Figure 3. Profil hémodynamique des patients avec ICA selon la présence/absence d’hypoperfusion/congestion. L’hypoperfusion n’est pas synonyme d’hypotension, l’hypoperfusion est parfois associée à une hypotension.
Diagnostiquer les comorbidités
Les comorbidités sont fréquentes dans les différents types d’insuffisance cardiaque. Deux comorbidités, les troubles ventilatoires du sommeil et l’anémie ont subi des développements importants entre 2012 et 2016.
Suite aux résultats de l’étude SERVE-HF(8), la promotion du dépistage quasi systématique des troubles ventilatoires du sommeil dans l’IC a subi un frein certain.

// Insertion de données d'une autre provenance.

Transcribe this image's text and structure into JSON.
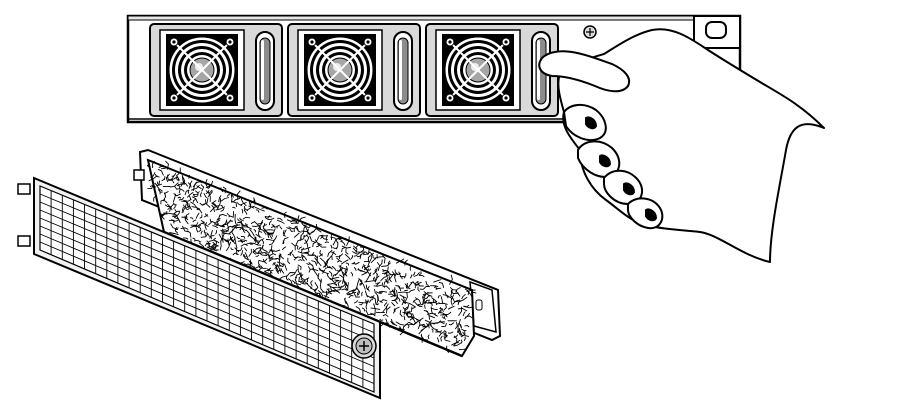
{
  "figure": {
    "icons": {
      "fan": "fan-icon",
      "screw": "screw-icon",
      "handle": "handle-icon",
      "hand": "hand-icon",
      "filter": "foam-filter-icon",
      "grille": "grille-cover-icon",
      "thumbscrew": "thumbscrew-icon"
    },
    "colors": {
      "line": "#000000",
      "fill": "#ffffff",
      "module_fill": "#d9d9d9",
      "grille_fill": "#f2f2f2",
      "fan_center": "#a6a6a6"
    },
    "fan_count": 3,
    "grille_columns": 30,
    "grille_rows": 8
  }
}
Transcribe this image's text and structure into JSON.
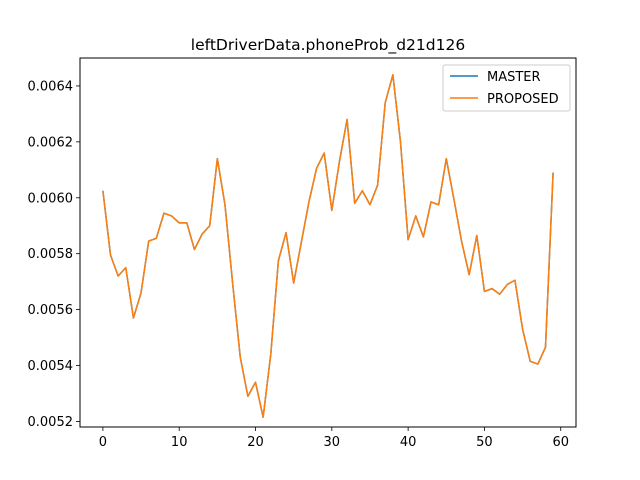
{
  "chart_data": {
    "type": "line",
    "title": "leftDriverData.phoneProb_d21d126",
    "xlabel": "",
    "ylabel": "",
    "xlim": [
      -3,
      62
    ],
    "ylim": [
      0.00518,
      0.0065
    ],
    "x_ticks": [
      0,
      10,
      20,
      30,
      40,
      50,
      60
    ],
    "x_tick_labels": [
      "0",
      "10",
      "20",
      "30",
      "40",
      "50",
      "60"
    ],
    "y_ticks": [
      0.0052,
      0.0054,
      0.0056,
      0.0058,
      0.006,
      0.0062,
      0.0064
    ],
    "y_tick_labels": [
      "0.0052",
      "0.0054",
      "0.0056",
      "0.0058",
      "0.0060",
      "0.0062",
      "0.0064"
    ],
    "grid": false,
    "legend_position": "top-right",
    "x": [
      0,
      1,
      2,
      3,
      4,
      5,
      6,
      7,
      8,
      9,
      10,
      11,
      12,
      13,
      14,
      15,
      16,
      17,
      18,
      19,
      20,
      21,
      22,
      23,
      24,
      25,
      26,
      27,
      28,
      29,
      30,
      31,
      32,
      33,
      34,
      35,
      36,
      37,
      38,
      39,
      40,
      41,
      42,
      43,
      44,
      45,
      46,
      47,
      48,
      49,
      50,
      51,
      52,
      53,
      54,
      55,
      56,
      57,
      58,
      59
    ],
    "series": [
      {
        "name": "MASTER",
        "color": "#1f77b4",
        "values": [
          0.006025,
          0.005795,
          0.00572,
          0.00575,
          0.00557,
          0.00566,
          0.005845,
          0.005855,
          0.005945,
          0.005935,
          0.00591,
          0.00591,
          0.005815,
          0.00587,
          0.0059,
          0.00614,
          0.005975,
          0.005695,
          0.00543,
          0.00529,
          0.00534,
          0.005215,
          0.00544,
          0.005775,
          0.005875,
          0.005695,
          0.00584,
          0.005985,
          0.006105,
          0.00616,
          0.005955,
          0.00613,
          0.00628,
          0.00598,
          0.006025,
          0.005975,
          0.006045,
          0.00634,
          0.00644,
          0.0062,
          0.00585,
          0.005935,
          0.00586,
          0.005985,
          0.005975,
          0.00614,
          0.005995,
          0.005845,
          0.005725,
          0.005865,
          0.005665,
          0.005675,
          0.005655,
          0.00569,
          0.005705,
          0.00553,
          0.005415,
          0.005405,
          0.005465,
          0.00609
        ]
      },
      {
        "name": "PROPOSED",
        "color": "#ff7f0e",
        "values": [
          0.006025,
          0.005795,
          0.00572,
          0.00575,
          0.00557,
          0.00566,
          0.005845,
          0.005855,
          0.005945,
          0.005935,
          0.00591,
          0.00591,
          0.005815,
          0.00587,
          0.0059,
          0.00614,
          0.005975,
          0.005695,
          0.00543,
          0.00529,
          0.00534,
          0.005215,
          0.00544,
          0.005775,
          0.005875,
          0.005695,
          0.00584,
          0.005985,
          0.006105,
          0.00616,
          0.005955,
          0.00613,
          0.00628,
          0.00598,
          0.006025,
          0.005975,
          0.006045,
          0.00634,
          0.00644,
          0.0062,
          0.00585,
          0.005935,
          0.00586,
          0.005985,
          0.005975,
          0.00614,
          0.005995,
          0.005845,
          0.005725,
          0.005865,
          0.005665,
          0.005675,
          0.005655,
          0.00569,
          0.005705,
          0.00553,
          0.005415,
          0.005405,
          0.005465,
          0.00609
        ]
      }
    ]
  }
}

Si les troubles ventilatoires obstructifs symptomatiques restent intéressants à dépister, en vue d’orienter les patients vers une thérapeutique spécifique, les troubles ventilatoires centraux ne semblent pas en revanche bénéficier des prises en charge ventilatoires actuellement proposées.
La présence d’une anémie en 2008 (Hb < 13 g/dl chez l’homme et < 12 g/dl chez la femme)(5), puis la présence d’une carence martiale (coefficient de saturation de la transferrine < 20 % et ferritinémie < 100 μg/l pour la carence vraie ou avec une ferritinémie entre 100 et 299 μg/l pour la carence fonctionnelle) en 2012(2) ont été associées aux symptômes et au pronostic de l’IC.
En 2016, comme les nouvelles recommandations valident la supplémentation ferrique comme une prise en charge à envisager dans l’insuffisance cardiaque avec carence martiale, son dépistage devient dès lors incontournable.
Pour conclure, qu’est-ce qui change ?
L’ICFEp est définie par une FEVG > 50 %, une anomalie structurelle cardiaque (OG > 34 ml/m2 et/ou IMVG ♂ > 115 g/m2 et ♀ > 95 g/m2) et une anomalie fonctionnelle (E/Ea moyen > 13 et Ea moyen < 9 cm/s).
La zone grise entre 40 et 50 % de FEVG est nommée ICFE modérément réduite ou intermédiaire.
Les peptides natriurétiques doivent être utilisées pour leur excellente valeur prédictive négative dans l’ICC (BNP < 35 pg/ml, NT-proBNP < 125 pg/ml), comme dans l’ICA (BNP < 100 pg/ml, NT-proBNP < 300 pg/ml).
La méthode de Stevenson permet une évaluation rapide et simple de l’état hémodynamique des patients ICA.
Le dépistage des comorbidités dont l’anémie et le dépistage de la carence martiale, font partie du diagnostic de l’insuffisance cardiaque.
L’échographie d’effort, l’échographie pleurale sont des aides au diagnostic selon les circonstances.